Boosting Real Estate Decisions
How can we advise better real estate purchasing decisions in Ames, Iowa?
Introduction
Buying a house can be a life-changing decision for a first-time home buyer, or it could just be another business purchase for house flippers. Even though these purchasing decisions have been around long before the emergence of widespread computer usage and machine learning, we can utilize technologies to enhance the choices we make when it comes to substantial investments.
Dean De Cock used this data as a replacement for the traditional Boston Housing Dataset in regression classes. His original study forms the basis of the dataset, though I augmented it with additional records (2580 rows x 82 columns) to help with training the ML models. I used Python in Jupyter Notebooks for most of the technical work in this study and present a short introduction for replicating this study in Dataiku at the end.
Data Cleansing & Pre-Processing
The data wasn’t ready to use as it was because of missing or duplicated data. Several features included a considerable number of null values, and some points were duplicated. The data was cleaned with a few methods, such as dropping certain features due to null percent, imputed medians, and duplicate removal. For a full overview of how I cleaned the data, view the presentation slides or my Github.
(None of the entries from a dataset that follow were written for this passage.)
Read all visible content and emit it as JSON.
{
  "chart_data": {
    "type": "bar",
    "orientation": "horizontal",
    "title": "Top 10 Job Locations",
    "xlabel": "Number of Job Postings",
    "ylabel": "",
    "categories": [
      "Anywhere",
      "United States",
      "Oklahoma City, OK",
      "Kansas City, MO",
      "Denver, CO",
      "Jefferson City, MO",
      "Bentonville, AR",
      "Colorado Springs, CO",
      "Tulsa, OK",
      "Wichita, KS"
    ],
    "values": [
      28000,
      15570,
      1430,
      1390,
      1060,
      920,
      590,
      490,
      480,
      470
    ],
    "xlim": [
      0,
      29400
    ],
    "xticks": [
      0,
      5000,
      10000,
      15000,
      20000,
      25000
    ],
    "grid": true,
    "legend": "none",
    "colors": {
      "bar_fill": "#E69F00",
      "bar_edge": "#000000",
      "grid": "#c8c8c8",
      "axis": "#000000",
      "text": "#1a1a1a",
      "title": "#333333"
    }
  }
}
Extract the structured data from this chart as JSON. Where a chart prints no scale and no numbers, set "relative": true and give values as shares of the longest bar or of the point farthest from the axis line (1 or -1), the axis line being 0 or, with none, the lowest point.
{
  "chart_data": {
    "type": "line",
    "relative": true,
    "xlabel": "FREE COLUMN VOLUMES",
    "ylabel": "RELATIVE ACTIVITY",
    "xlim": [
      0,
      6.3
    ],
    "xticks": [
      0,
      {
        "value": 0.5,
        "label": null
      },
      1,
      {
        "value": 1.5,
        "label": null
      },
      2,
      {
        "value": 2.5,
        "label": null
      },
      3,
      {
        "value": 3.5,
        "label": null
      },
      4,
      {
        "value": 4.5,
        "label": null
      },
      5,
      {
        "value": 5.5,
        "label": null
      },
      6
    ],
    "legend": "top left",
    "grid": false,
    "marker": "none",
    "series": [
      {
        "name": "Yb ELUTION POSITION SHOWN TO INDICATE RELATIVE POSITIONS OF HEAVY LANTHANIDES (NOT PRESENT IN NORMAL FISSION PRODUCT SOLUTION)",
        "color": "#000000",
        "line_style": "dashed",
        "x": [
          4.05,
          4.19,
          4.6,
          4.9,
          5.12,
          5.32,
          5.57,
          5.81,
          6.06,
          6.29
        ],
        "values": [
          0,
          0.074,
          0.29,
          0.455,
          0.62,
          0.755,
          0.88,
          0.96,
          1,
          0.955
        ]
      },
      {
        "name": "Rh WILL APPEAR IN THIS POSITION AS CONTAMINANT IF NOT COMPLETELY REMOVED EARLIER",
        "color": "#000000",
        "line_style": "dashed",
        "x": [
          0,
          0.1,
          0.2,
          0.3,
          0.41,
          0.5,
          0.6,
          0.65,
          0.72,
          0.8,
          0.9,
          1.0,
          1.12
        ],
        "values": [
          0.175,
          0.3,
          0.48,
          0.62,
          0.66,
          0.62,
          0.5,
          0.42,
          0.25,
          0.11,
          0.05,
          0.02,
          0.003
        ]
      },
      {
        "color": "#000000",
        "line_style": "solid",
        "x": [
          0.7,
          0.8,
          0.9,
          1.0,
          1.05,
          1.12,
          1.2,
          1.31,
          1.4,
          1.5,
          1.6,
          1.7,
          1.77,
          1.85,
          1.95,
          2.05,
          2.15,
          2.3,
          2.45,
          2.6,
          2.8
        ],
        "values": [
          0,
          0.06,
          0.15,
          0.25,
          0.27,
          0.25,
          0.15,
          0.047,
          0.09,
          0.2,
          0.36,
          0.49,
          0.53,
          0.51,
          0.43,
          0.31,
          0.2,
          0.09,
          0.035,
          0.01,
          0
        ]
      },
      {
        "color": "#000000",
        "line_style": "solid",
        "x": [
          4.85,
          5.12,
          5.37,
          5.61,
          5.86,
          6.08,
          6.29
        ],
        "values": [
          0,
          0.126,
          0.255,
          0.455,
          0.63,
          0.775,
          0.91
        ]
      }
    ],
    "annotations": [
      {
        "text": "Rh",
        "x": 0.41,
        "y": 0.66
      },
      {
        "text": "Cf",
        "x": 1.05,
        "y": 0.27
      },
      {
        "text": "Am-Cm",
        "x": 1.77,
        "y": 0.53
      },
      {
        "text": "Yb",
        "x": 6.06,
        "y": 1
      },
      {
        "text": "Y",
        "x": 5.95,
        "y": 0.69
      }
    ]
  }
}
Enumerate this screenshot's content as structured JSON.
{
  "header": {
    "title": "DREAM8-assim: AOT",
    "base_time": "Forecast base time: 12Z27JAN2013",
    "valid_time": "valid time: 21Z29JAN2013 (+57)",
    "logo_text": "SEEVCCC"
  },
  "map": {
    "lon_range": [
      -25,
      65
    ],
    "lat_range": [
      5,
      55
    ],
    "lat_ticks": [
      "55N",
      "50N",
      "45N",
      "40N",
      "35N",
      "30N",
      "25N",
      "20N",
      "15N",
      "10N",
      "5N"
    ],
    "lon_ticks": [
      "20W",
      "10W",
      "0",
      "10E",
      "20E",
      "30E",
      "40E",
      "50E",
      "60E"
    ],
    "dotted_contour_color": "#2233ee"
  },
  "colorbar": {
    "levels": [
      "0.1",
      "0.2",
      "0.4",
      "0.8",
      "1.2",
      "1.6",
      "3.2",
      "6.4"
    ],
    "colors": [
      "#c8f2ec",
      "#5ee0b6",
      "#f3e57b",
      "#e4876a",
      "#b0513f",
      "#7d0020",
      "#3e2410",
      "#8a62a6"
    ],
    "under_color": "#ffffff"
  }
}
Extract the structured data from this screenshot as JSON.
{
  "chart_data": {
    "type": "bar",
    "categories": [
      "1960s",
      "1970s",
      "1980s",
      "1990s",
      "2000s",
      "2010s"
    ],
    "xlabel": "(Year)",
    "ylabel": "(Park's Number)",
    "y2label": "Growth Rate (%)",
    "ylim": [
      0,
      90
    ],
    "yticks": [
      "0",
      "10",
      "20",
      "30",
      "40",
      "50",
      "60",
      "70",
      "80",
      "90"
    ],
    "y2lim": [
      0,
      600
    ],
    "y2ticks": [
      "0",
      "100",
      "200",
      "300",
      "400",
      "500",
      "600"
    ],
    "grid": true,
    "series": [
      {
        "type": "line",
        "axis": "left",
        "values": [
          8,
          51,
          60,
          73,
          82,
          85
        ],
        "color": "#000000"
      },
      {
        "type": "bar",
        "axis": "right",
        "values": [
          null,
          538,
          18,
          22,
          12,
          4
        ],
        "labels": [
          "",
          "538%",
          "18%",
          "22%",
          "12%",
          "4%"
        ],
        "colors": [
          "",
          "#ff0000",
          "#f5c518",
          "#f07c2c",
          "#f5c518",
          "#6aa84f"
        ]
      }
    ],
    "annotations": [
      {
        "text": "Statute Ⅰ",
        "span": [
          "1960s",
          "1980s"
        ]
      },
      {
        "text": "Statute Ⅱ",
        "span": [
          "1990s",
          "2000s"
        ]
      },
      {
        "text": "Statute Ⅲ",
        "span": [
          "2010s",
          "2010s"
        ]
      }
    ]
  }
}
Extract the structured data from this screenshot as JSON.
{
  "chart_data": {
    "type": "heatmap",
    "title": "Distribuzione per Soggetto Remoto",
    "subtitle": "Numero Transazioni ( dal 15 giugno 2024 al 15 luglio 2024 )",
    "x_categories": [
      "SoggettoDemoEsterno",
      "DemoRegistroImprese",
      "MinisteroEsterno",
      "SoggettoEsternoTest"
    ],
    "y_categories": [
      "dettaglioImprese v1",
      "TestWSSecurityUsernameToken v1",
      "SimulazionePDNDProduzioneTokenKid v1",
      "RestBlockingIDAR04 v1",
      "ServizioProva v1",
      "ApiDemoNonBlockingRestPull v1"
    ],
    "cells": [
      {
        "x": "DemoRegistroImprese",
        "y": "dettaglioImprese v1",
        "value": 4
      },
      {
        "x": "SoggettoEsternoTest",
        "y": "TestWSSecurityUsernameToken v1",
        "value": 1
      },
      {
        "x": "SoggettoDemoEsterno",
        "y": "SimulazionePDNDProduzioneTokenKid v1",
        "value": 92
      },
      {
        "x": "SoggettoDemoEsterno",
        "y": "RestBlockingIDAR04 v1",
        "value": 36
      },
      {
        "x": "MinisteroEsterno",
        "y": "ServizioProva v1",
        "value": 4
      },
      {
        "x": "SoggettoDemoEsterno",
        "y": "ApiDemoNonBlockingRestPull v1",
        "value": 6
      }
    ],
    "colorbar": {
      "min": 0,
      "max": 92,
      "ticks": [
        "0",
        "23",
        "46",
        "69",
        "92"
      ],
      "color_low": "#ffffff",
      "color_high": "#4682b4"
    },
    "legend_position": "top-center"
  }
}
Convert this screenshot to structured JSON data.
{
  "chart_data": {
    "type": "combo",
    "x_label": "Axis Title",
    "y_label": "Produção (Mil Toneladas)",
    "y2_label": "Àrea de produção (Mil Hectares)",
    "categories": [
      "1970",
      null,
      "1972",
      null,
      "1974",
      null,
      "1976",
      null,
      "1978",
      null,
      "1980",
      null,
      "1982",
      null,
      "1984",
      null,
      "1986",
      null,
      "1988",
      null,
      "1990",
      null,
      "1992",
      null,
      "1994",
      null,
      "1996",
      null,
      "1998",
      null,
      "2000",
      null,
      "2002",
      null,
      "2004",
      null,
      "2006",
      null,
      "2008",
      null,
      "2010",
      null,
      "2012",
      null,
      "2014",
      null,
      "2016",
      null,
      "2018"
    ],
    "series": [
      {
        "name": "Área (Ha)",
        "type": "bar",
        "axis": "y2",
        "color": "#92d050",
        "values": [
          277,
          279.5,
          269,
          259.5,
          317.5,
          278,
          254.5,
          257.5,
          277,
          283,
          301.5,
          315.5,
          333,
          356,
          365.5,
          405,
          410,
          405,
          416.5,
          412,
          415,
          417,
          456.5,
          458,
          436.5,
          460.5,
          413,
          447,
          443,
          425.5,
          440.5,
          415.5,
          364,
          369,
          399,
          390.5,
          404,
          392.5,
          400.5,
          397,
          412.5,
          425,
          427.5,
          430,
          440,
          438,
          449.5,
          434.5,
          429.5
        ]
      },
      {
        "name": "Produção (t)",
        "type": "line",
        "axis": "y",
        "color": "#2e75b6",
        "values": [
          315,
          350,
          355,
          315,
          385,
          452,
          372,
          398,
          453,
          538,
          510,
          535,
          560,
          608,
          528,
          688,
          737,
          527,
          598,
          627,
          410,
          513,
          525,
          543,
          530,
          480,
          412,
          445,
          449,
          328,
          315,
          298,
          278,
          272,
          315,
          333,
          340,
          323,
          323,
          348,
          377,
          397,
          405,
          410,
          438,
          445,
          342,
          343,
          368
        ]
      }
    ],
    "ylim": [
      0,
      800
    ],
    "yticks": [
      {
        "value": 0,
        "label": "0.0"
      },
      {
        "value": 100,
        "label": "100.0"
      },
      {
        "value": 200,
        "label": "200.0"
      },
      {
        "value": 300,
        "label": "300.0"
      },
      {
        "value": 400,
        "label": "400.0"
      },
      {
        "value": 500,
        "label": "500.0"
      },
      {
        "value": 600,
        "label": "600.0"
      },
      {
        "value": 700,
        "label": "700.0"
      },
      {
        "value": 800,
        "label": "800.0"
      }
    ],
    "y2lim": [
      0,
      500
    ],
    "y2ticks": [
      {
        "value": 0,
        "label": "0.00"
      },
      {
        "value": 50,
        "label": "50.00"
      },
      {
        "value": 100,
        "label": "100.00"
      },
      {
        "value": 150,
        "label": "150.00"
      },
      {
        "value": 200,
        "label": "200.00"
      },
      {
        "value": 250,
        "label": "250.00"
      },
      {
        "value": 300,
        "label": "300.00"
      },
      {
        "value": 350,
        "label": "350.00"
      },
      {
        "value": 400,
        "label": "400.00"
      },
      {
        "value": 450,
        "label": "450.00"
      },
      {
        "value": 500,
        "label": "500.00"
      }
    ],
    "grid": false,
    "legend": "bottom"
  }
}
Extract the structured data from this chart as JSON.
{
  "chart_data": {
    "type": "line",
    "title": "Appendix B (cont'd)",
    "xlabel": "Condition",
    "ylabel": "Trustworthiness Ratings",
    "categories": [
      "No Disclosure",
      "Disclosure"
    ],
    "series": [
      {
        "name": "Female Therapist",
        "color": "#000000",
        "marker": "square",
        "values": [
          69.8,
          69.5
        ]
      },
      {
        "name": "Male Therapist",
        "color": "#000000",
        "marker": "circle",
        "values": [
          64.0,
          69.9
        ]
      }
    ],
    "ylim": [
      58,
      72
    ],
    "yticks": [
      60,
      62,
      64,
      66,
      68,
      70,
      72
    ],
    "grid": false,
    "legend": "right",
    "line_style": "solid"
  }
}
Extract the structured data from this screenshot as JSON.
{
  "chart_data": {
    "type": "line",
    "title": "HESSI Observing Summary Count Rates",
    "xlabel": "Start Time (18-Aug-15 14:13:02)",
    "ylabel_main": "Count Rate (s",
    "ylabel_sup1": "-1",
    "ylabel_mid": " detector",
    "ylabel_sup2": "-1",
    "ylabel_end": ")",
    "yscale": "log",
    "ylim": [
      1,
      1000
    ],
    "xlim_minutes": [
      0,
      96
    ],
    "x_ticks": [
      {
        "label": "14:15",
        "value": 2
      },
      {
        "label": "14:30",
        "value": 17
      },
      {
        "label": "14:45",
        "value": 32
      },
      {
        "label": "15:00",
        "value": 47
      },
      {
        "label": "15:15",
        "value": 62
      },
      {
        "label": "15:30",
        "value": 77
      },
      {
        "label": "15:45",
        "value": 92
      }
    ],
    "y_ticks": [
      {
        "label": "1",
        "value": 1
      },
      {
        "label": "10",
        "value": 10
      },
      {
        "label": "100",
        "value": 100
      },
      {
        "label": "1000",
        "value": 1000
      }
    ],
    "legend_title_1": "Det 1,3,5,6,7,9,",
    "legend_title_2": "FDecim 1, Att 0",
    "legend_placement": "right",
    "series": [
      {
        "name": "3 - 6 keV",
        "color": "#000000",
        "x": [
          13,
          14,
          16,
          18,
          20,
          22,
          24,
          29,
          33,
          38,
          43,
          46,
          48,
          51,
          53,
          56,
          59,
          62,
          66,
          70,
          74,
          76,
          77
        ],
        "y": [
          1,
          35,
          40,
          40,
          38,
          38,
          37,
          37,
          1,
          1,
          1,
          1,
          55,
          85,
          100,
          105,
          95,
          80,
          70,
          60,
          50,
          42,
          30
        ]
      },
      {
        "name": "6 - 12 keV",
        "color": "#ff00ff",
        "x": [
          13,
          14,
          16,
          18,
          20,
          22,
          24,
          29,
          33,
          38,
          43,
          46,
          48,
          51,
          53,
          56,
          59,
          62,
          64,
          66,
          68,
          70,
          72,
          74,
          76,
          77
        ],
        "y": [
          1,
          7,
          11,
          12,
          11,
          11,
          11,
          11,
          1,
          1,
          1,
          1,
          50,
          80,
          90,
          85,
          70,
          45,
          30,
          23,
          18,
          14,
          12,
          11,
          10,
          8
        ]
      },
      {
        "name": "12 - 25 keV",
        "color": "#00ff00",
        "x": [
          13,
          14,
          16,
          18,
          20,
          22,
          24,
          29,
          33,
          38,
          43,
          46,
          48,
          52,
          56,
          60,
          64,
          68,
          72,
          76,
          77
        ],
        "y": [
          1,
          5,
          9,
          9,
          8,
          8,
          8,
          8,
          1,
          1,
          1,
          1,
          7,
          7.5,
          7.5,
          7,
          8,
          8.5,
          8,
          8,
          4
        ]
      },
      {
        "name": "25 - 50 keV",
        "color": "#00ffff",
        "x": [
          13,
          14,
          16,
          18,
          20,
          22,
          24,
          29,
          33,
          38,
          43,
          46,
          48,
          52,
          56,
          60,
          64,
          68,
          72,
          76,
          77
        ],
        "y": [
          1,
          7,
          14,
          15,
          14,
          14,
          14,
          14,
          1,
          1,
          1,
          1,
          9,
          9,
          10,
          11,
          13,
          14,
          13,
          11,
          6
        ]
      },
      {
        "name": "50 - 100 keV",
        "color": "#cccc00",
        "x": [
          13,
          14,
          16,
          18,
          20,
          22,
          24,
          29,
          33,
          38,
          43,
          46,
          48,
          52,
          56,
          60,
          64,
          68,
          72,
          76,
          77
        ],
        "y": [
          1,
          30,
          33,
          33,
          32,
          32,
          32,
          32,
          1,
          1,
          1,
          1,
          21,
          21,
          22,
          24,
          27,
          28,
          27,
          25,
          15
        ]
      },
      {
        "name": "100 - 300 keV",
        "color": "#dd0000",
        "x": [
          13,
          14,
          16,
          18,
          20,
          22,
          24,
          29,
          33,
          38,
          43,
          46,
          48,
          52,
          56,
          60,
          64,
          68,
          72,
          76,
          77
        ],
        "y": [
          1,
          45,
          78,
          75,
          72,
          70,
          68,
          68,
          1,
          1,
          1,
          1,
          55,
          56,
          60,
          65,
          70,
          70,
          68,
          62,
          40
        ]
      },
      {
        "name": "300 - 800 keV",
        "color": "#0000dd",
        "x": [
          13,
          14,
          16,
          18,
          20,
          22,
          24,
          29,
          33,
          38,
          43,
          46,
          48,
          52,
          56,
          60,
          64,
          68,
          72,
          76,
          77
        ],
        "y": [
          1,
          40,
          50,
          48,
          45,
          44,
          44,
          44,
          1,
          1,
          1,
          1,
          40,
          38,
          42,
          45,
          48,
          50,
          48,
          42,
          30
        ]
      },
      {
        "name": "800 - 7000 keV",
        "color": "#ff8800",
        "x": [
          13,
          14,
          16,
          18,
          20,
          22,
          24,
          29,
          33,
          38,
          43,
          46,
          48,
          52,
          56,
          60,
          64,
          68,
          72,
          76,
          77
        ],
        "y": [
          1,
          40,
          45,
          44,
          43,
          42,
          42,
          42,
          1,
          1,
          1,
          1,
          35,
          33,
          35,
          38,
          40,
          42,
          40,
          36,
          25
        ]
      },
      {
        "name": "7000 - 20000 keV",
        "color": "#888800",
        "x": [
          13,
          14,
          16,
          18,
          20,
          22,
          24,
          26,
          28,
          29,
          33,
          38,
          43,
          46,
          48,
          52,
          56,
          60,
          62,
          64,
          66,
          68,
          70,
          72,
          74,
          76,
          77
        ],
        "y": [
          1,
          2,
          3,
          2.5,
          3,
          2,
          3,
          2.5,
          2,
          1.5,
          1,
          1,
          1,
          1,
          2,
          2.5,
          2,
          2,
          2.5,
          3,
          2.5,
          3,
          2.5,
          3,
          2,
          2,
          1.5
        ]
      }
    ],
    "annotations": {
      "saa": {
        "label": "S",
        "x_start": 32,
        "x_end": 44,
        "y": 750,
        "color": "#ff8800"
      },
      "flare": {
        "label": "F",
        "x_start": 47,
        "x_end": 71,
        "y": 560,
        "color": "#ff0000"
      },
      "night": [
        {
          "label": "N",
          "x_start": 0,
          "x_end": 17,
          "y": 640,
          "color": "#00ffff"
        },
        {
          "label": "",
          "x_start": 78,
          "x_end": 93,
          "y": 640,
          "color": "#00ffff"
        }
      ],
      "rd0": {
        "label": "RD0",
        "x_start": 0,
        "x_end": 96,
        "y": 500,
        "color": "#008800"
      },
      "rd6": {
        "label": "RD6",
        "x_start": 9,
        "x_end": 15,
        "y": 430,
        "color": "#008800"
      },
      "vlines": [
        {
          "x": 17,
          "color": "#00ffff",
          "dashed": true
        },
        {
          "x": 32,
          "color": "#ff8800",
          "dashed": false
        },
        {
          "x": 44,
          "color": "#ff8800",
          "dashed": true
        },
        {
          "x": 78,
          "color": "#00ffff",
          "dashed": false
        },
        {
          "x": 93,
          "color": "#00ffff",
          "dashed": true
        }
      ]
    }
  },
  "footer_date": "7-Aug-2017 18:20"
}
For certain linear models, data must be converted into dummy variables to enable the model to interpret the data correctly, while also dropping a column to avoid multicollinearity. I also wanted to test the differences between the different algorithms with respect to dummification and dropping a column, as well as ordinal with label encoding. I separate my testing into three data transformations: ordinal, dummified with a column dropped, and dummified with no column dropped.

In addition to each data transformation, I wanted to see the influence of outliers on the future models. To that end, I separated each data transformation into three ways of filtering outliers.
“3 * IQR” -> removes any outliers past the IQR range multiplied by 3, a typical removal is 1.5, but out of personal judgment I went with 3.
“All Outliers” -> this is the base case compared to “3 * IQR” and “Only Normal” neither of these methods are performed and we just use the original data with no outliers removed after the cleansing and data transformations.
“Only Normal” -> at the recommendation of Dean De Cock in his research, we only keep the houses that were sold as a normal sale condition. This filters out sales such as foreclosures, family deals, etc.
Below is the visualization of the data transformations and outlier filtering process described above:

Feature Engineering
Feature engineering is an important piece in capturing more variables from data and that could contribute to the accuracy of the models. Some of the features I added into the project are:
- ‘TotalHouseSF’, which is a combination of 1st, 2nd and basement square footage.
- ‘QualityOutdoorSF’, which is a combination of deck and porch square footage.
- ‘TotalBathroomCount’, creating a total of half bathrooms as 0.5 and full bathrooms as 1.0.
Additional features applied can be found in my presentation slides and GitHub.
Model Building
The algorithms and regression techniques used in the study include MLR, Lasso, Ridge, ElasticNet, GradientBoosting, RandomForest, XGBoost, and CatBoost. The models were created from the previous processes in addition to tuned models, which came out to more than 84 models. A quick snapshot of the scores dataframe below shows scoring was done with 5 K-Fold means of R Squared and RMSE values.


Hyperparameter Tuning
If you noticed in the previous figures, I included some models that include ‘_tuned’. In order to achieve higher scoring models, I utilized hyperparameter tuning. AWS explains its function this way:
Hyperparameters directly control model structure, function, and performance. Hyperparameter tuning allows data scientists to tweak model performance for optimal results. This process is an essential part of machine learning, and choosing appropriate hyperparameter values is crucial for success.
I explored two packages for this purpose: scikit-learn’s GridSearchCV and Optuna.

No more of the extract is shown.